Compare the expected loss from predicting class 1 with the expected loss from predicting class 0 when the leaf event probability is \(\hat p\).

Solution

Part 1: Root impurity

The root node has default share

\hat p = \frac{3}{6} = \frac{1}{2}.

Hence the root entropy is

H\left(\frac{1}{2}\right) = -\frac{1}{2}\log\left(\frac{1}{2}\right) - \frac{1}{2}\log\left(\frac{1}{2}\right) = \log 2 \approx 0.693.

The root Gini impurity is

G\left(\frac{1}{2}\right) = 2 \cdot \frac{1}{2} \cdot \frac{1}{2} = 0.5.

Part 2: Split at \(x=2.15\)

Left leaf: firms 1, 2, 3 with labels \((0,0,1)\), so \(\hat p_L = 1/3\).

Right leaf: firms 4, 5, 6 with labels \((0,1,1)\), so \(\hat p_R = 2/3\).

Entropy in each child is the same:

H\left(\frac{1}{3}\right) = -\frac{1}{3}\log\left(\frac{1}{3}\right) - \frac{2}{3}\log\left(\frac{2}{3}\right) \approx 0.637.

Therefore the weighted child entropy is

\frac{3}{6} \cdot 0.637 + \frac{3}{6} \cdot 0.637 = 0.637.

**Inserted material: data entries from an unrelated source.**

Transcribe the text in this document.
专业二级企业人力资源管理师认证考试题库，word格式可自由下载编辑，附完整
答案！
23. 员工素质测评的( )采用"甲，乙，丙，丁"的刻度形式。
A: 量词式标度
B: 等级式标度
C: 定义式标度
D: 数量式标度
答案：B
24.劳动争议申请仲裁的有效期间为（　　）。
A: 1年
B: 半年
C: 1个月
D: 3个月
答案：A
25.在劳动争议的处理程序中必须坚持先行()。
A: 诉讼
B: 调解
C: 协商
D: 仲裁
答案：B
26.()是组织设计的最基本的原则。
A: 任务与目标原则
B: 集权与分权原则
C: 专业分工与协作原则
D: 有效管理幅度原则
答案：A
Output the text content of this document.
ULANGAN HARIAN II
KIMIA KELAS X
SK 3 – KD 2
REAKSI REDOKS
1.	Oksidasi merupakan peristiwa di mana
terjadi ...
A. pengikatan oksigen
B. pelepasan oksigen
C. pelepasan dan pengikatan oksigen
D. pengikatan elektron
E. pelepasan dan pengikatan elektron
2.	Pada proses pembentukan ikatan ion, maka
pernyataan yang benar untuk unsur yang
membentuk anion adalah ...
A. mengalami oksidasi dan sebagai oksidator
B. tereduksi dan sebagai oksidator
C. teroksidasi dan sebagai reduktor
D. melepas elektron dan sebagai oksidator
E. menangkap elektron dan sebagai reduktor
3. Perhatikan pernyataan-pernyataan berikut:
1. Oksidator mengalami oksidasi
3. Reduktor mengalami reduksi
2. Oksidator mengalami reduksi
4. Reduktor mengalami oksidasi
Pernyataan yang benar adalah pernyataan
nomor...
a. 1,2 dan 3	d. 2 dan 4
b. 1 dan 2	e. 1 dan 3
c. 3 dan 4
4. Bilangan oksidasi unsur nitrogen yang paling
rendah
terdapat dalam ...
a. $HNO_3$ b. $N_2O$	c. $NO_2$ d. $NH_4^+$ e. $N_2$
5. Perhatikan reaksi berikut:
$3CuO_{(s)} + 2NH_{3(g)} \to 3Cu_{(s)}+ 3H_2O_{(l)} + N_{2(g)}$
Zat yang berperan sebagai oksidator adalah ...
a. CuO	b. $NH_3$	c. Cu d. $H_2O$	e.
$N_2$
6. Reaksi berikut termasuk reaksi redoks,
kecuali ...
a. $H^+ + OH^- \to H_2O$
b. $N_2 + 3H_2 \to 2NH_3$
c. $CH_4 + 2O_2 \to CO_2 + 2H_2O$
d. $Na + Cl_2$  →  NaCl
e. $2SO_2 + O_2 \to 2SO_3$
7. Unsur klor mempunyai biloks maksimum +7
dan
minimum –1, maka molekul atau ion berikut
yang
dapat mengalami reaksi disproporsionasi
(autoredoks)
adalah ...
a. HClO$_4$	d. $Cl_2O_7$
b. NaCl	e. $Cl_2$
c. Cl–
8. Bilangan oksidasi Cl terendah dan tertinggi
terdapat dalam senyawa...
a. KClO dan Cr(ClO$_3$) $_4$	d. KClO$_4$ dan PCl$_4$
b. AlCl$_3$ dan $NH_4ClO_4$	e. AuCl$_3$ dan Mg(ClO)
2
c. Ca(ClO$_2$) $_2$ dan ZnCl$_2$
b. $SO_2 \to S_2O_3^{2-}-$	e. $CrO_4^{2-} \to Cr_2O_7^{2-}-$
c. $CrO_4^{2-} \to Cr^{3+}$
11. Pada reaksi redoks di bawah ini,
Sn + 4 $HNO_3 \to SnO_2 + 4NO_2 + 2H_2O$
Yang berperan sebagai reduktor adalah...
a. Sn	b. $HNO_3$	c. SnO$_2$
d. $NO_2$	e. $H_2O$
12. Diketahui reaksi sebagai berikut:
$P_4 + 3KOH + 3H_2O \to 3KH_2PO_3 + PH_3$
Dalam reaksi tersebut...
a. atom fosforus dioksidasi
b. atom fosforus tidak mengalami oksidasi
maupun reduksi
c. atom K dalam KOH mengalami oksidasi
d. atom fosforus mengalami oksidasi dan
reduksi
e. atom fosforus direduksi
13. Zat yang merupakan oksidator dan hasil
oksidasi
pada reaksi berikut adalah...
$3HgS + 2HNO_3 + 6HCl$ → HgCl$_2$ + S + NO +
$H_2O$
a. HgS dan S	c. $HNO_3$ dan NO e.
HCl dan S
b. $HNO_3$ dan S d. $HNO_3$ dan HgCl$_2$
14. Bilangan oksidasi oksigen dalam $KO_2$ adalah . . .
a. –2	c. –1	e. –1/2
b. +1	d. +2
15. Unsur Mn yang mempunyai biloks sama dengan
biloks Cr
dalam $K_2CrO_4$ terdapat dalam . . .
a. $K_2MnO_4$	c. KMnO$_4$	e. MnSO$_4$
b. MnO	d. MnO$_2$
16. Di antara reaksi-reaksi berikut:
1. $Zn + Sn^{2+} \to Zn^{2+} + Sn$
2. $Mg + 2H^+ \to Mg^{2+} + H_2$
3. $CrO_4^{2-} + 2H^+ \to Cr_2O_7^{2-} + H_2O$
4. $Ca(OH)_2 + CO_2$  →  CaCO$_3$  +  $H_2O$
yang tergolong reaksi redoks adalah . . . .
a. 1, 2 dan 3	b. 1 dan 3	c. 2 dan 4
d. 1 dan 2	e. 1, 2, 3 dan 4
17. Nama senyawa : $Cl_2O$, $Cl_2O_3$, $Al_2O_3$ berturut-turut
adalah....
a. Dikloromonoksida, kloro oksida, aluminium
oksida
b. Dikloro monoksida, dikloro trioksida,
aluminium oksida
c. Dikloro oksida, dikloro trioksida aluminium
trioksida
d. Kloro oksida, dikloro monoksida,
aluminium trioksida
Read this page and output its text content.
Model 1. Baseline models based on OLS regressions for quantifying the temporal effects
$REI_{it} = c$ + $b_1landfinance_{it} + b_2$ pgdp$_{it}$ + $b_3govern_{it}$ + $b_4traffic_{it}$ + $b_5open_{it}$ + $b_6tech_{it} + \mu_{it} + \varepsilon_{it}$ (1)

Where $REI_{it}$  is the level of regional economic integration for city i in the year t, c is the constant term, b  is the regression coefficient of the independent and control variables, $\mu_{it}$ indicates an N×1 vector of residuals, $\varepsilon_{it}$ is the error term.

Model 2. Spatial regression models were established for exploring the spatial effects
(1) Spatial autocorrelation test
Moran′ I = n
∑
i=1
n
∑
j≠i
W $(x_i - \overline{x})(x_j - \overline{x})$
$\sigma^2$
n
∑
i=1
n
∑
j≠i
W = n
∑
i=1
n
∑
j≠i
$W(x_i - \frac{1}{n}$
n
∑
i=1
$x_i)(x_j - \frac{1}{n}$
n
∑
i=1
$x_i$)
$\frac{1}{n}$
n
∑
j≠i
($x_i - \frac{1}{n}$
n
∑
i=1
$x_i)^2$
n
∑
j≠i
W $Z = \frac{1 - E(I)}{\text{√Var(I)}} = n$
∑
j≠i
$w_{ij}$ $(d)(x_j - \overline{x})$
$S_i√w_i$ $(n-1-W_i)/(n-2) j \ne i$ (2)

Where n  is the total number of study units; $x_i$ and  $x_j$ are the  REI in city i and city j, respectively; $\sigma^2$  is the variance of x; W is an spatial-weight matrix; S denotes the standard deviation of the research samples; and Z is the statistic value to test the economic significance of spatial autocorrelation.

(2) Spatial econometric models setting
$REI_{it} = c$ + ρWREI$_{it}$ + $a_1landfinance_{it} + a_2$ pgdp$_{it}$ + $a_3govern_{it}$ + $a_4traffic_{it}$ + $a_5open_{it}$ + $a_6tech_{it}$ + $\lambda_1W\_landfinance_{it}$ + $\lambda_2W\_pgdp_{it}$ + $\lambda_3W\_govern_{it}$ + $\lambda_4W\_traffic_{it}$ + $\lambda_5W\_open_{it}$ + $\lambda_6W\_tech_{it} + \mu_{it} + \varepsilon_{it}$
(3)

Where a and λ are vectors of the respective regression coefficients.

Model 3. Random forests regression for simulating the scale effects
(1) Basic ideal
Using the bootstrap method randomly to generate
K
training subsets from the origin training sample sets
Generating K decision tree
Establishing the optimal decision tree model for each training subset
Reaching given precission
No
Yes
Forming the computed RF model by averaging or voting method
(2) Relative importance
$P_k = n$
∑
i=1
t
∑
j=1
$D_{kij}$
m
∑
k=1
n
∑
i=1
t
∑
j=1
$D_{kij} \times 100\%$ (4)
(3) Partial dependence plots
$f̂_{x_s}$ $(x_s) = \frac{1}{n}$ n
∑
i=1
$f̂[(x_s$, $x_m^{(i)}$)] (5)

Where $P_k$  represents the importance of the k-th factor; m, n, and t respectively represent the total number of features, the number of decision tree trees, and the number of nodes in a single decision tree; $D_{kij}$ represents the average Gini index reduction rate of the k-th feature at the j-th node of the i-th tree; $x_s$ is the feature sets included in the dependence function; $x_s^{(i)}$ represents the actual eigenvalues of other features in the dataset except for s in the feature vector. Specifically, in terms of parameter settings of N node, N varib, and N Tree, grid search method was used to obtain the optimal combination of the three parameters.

The child Gini impurity is also the same in both leaves:

G\left(\frac{1}{3}\right) = 2 \cdot \frac{1}{3} \cdot \frac{2}{3} = \frac{4}{9} \approx 0.444.

So the weighted child Gini impurity is

\frac{3}{6}\cdot \frac{4}{9} + \frac{3}{6}\cdot \frac{4}{9} = \frac{4}{9} \approx 0.444.

Part 3: Split at \(x=1.5\)

Left leaf: firms 1 and 2 with labels \((0,0)\), so \(\hat p_L = 0\).

Right leaf: firms 3, 4, 5, 6 with labels \((1,0,1,1)\), so \(\hat p_R = 3/4\).

Left-leaf entropy is \(H(0)=0\), and right-leaf entropy is

H\left(\frac{3}{4}\right) = -\frac{3}{4}\log\left(\frac{3}{4}\right) - \frac{1}{4}\log\left(\frac{1}{4}\right) \approx 0.562.

Hence the weighted child entropy is

\frac{2}{6}\cdot 0 + \frac{4}{6}\cdot 0.562 \approx 0.375.

Left-leaf Gini is \(G(0)=0\), and right-leaf Gini is

G\left(\frac{3}{4}\right) = 2 \cdot \frac{3}{4}\cdot \frac{1}{4} = \frac{3}{8} = 0.375.

Hence the weighted child Gini impurity is

\frac{2}{6}\cdot 0 + \frac{4}{6}\cdot 0.375 = 0.25.

So the split at \(x=1.5\) is preferred under both entropy and Gini because it produces the lower weighted child impurity.

Part 4: Leaf probabilities and class predictions

For the preferred split at \(x=1.5\):

Left leaf default probability: \(\hat p_L = 0\)
Right leaf default probability: \(\hat p_R = 3/4\)

Under a 0.5 threshold, the implied classifier is:

predict no default on the left leaf
predict default on the right leaf

Part 5: Asymmetric decision threshold

If we predict default, the only mistake is a false positive, which occurs with probability \(1-\hat p\). The expected loss is therefore

L(1) = C_{FP}(1-\hat p).

If we predict no default, the only mistake is a false negative, which occurs with probability \(\hat p\). The expected loss is

L(0) = C_{FN}\hat p.

Predicting default is optimal when \(L(1) < L(0)\):

C_{FP}(1-\hat p) < C_{FN}\hat p.

Rearranging gives

C_{FP} < \hat p(C_{FP}+C_{FN}) \quad \Longleftrightarrow \quad \hat p > \frac{C_{FP}}{C_{FP}+C_{FN}}.

If \(C_{FN}=4\) and \(C_{FP}=1\), the optimal threshold is

\frac{1}{1+4} = 0.2.

So with asymmetric losses, a bank should classify a firm as default whenever the estimated default probability exceeds \(0.2\), not \(0.5\).